Honey Bee Conservation to be Highlighted on April 13
While conservation and education are at the heart of Mystic Aquarium’s mission, those efforts will take a slightly different slant during the upcoming Mystic Spirit Week. Mystic Aquarium and Olde Mistick Village’s Sticky Situations are joining forces to highlight the much-needed conservation efforts of the honey bee.
Mystic Aquarium will show their civic pride during Mystic Spirit Week beginning on Wednesday, April 12 with eight days of music, demonstrations and more in celebration of all that makes Mystic, Connecticut great. The wide array of events and activities run through Wednesday, April 19 to accommodate the variations in regional vacation week schedules.
From rich history to modern arts, a hardy fishing industry to picturesque sailing passages, from native roots of historic heroes to today’s champions for the planet, Mystic is more than a tourist destination. Mystic Aquarium will welcome local artisans, merchants, musicians, histories, heroes and more during Mystic Spirit Week.
Activities scheduled from 11am to 3pm daily will feature Mystic Aquarium’s local conservation programs along with a host of indoor and outdoor activities, special appearances, displays and demonstrations. A full schedule is available at MysticAquarium.org.

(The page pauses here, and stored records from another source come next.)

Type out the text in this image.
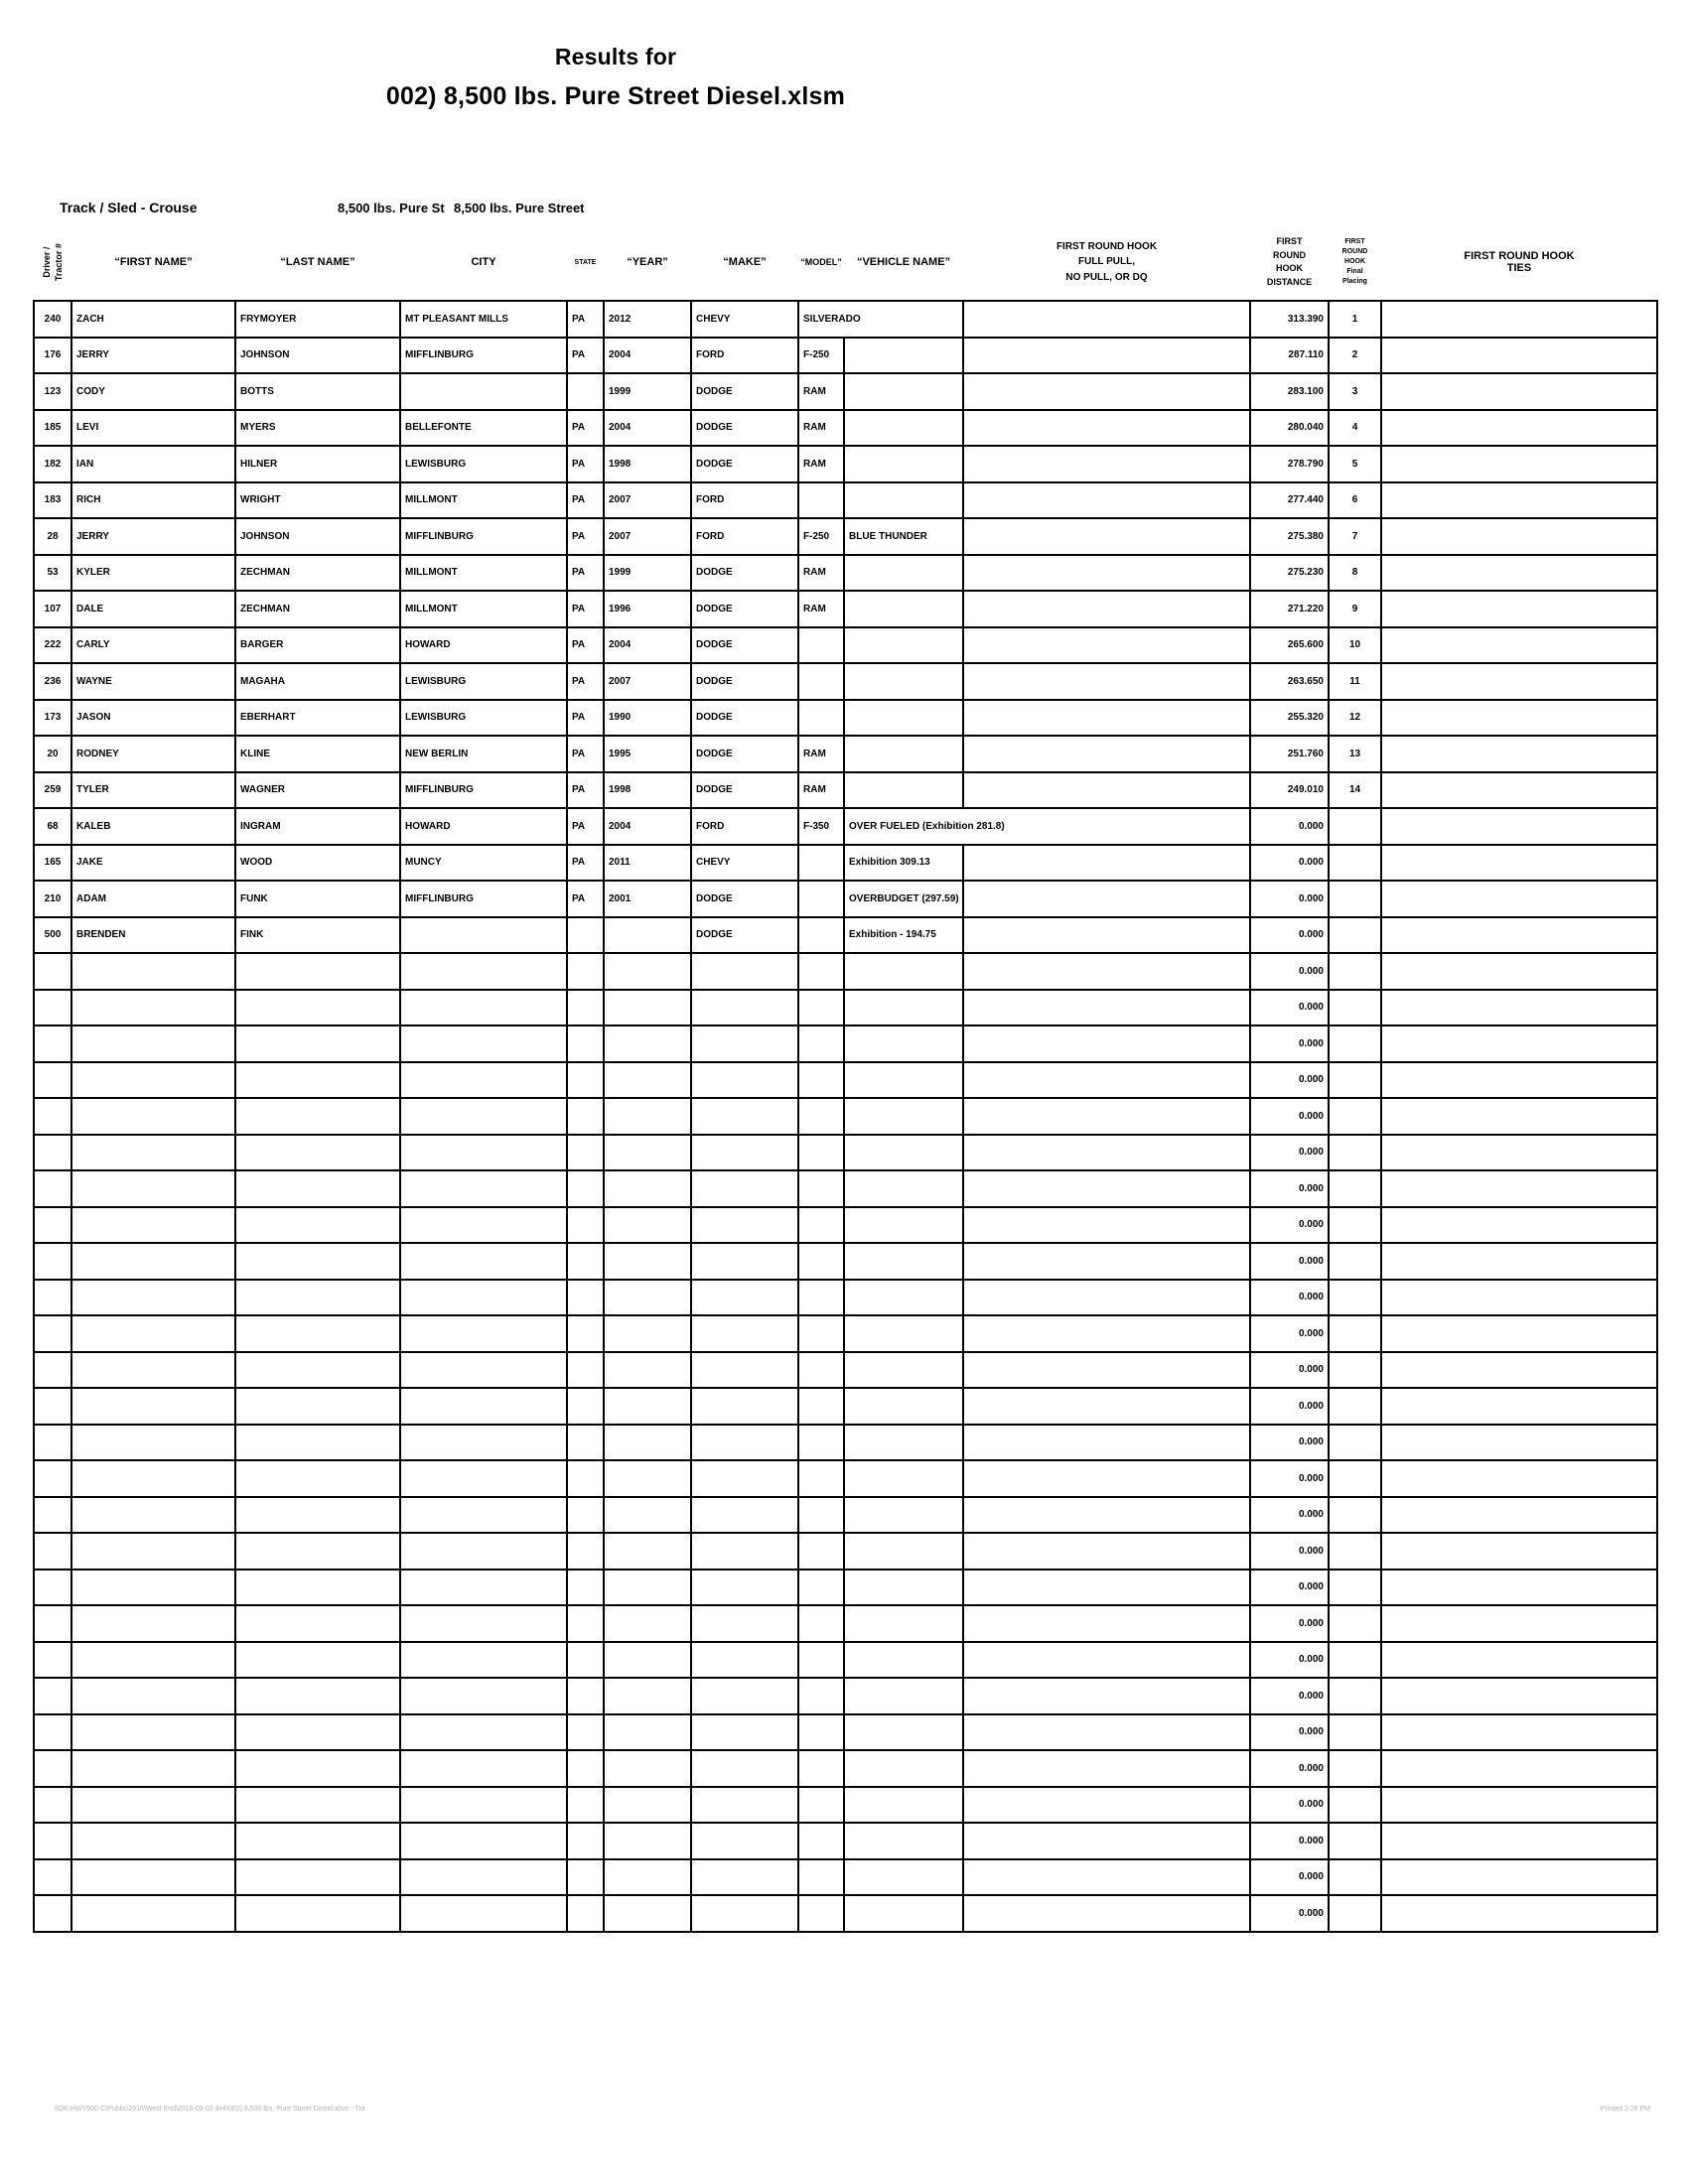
Results for
002) 8,500 lbs. Pure Street Diesel.xlsm
Track / Sled - Crouse	8,500 lbs. Pure St 8,500 lbs. Pure Street
Driver / Tractor #	“FIRST NAME”	“LAST NAME”	CITY	STATE	“YEAR”	“MAKE”	“MODEL”	“VEHICLE NAME”	FIRST ROUND HOOK
FULL PULL,
NO PULL, OR DQ	FIRST
ROUND
HOOK
DISTANCE	FIRST
ROUND
HOOK
Final
Placing	FIRST ROUND HOOK
TIES
240	ZACH	FRYMOYER	MT PLEASANT MILLS	PA	2012	CHEVY	SILVERADO			313.390	1	
176	JERRY	JOHNSON	MIFFLINBURG	PA	2004	FORD	F-250			287.110	2	
123	CODY	BOTTS			1999	DODGE	RAM			283.100	3	
185	LEVI	MYERS	BELLEFONTE	PA	2004	DODGE	RAM			280.040	4	
182	IAN	HILNER	LEWISBURG	PA	1998	DODGE	RAM			278.790	5	
183	RICH	WRIGHT	MILLMONT	PA	2007	FORD				277.440	6	
28	JERRY	JOHNSON	MIFFLINBURG	PA	2007	FORD	F-250	BLUE THUNDER		275.380	7	
53	KYLER	ZECHMAN	MILLMONT	PA	1999	DODGE	RAM			275.230	8	
107	DALE	ZECHMAN	MILLMONT	PA	1996	DODGE	RAM			271.220	9	
222	CARLY	BARGER	HOWARD	PA	2004	DODGE				265.600	10	
236	WAYNE	MAGAHA	LEWISBURG	PA	2007	DODGE				263.650	11	
173	JASON	EBERHART	LEWISBURG	PA	1990	DODGE				255.320	12	
20	RODNEY	KLINE	NEW BERLIN	PA	1995	DODGE	RAM			251.760	13	
259	TYLER	WAGNER	MIFFLINBURG	PA	1998	DODGE	RAM			249.010	14	
68	KALEB	INGRAM	HOWARD	PA	2004	FORD	F-350	OVER FUELED (Exhibition 281.8)		0.000		
165	JAKE	WOOD	MUNCY	PA	2011	CHEVY		Exhibition 309.13		0.000		
210	ADAM	FUNK	MIFFLINBURG	PA	2001	DODGE		OVERBUDGET (297.59)		0.000		
500	BRENDEN	FINK				DODGE		Exhibition - 194.75		0.000		
										0.000		
										0.000		
										0.000		
										0.000		
										0.000		
										0.000		
										0.000		
										0.000		
										0.000		
										0.000		
										0.000		
										0.000		
										0.000		
										0.000		
										0.000		
										0.000		
										0.000		
										0.000		
										0.000		
										0.000		
										0.000		
										0.000		
										0.000		
										0.000		
										0.000		
										0.000		
										0.000		
\\DK-HWY500-C\Public\2016\West End\2016-09-02 4x4\002) 8,500 lbs. Pure Street Diesel.xlsm - Tra	Printed 2:26 PM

During Mystic Spirit Week, Sticky Situations will host a “Name Our Queen Bee” contest; giving guests the opportunity to name the store’s mascot. Submissions will be collected on Thursday, April 13 from 11am to 1pm at the Sticky Situations display in the Aquarium’s Main Gallery. The winner will be selected by both Mystic Aquarium and Sticky Situations and will be announced on both organizations’ social media channels.
“Throughout the day, we will describe how the process of making honey works, showcase the various farms that we work with across the United States and feature different styles of honey,” said Stephen Clemente, owner of Sticky Situations.
According to Greenpeace’s Save the Bees campaign, “two thirds of the crops used to feed people, accounting for 90% of the world’s nutrition, are pollinated by bees.” Over the last several years a disturbing trend has emerged with the loss of colonies. Simply put: Bees and pollinators are disappearing.
“Guests at Mystic Aquarium’s Mystic Spirit Week will gain a sweet perspective on honey and honey bees,” said Ainslie Seeber, the Aquarium’s event manager.
Mystic Aquarium also has taken action to help with the growing concerns about honey bee conservation; having created a pollinator attracting garden at the Stonington’s Dodge Paddock and Beal Preserve. Signage onsite provides tips on how local residents can also help protect bees.
Since the Spring 2015, Mystic Aquarium, in partnership with landowner Avalonia Land Conservancy, has worked to restore this 2.6 acre habitat of freshwater wetlands, tidal salt marsh and coastal grassland systems, to ensure a healthy home for resident fish, wildlife and migratory waterbirds, as well as use tidal circulation to biologically control mosquitos. Dodge Paddock and Beal Preserve is the last green public space in Stonington Borough, Connecticut.